Pitchers went up in the zone a lot with him and this is part of his adjustment from his rookie season.

“A lot of it is just me controlling what I feel like I can do,” Volpe said. “If I feel like I am putting myself in a position to cover just the pitches I should be able to cover then I think they have to make another adjustment. But when you are not earning your pitches then they can do whatever they want. I want to make sure I am covering what I need to cover.”

On January 26, Willie Randolph, who was the Yankees third base coach in Derek Jeter’s first nine seasons of his career and was a six-time All-Star in his 18 MLB seasons, had these words of praise to say about Volpe: “As a matter of fact, I think Anthony is more polished than Jeter was at the same time.”

Volpe and Jeter were both first round picks by the Yankees out of high school.

Volpe did have a few hot streaks at the plate and he will look to be more consistent this upcoming season. In his first 10 games last season, he went 4–31 (.129). In his next seven games, he went 7–20 (.300) with three runs scored, a double and a homer.

From April 24 through May 5, he went 12–40 (.300) with five runs scored, two doubles, one homers and five RBI. In seven games from June 18 through June 24, he went 3–18 but then in eight games from June 25 through July 3, he went 15–30 with eight runs scored, two doubles, a homer and two RBI. After that hot streak he had just two hits in his next nine games to lower his average from .225 to .208.

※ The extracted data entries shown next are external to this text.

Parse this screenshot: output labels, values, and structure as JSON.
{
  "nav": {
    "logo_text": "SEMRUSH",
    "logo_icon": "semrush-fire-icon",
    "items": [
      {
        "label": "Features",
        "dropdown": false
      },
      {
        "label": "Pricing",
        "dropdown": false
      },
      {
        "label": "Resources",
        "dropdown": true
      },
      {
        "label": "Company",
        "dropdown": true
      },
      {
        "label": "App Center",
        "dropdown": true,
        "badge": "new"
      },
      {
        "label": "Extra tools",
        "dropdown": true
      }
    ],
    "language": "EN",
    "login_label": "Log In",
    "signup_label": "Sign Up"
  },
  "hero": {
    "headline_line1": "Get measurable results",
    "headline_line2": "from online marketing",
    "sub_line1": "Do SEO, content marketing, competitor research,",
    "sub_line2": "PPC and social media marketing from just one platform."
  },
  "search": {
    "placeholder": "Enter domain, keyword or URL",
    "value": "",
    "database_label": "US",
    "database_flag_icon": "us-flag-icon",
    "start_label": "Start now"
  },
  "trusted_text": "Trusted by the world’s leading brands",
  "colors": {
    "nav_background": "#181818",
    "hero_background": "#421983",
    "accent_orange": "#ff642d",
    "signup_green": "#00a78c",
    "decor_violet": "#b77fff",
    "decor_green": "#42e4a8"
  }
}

In September, Volpe had just one multi-hit game. He started the month of September going 3–25 in his first seven games of the month. He ended the season on a five-game hitting streak and was 5–18 in those five games.

Volpe has the potential to be an All-Star at shortstop if he can improve his average to at least .250, have a similar OBP that he had in the minors and have the same amount or even more homers and steals as he had in his rookie campaign.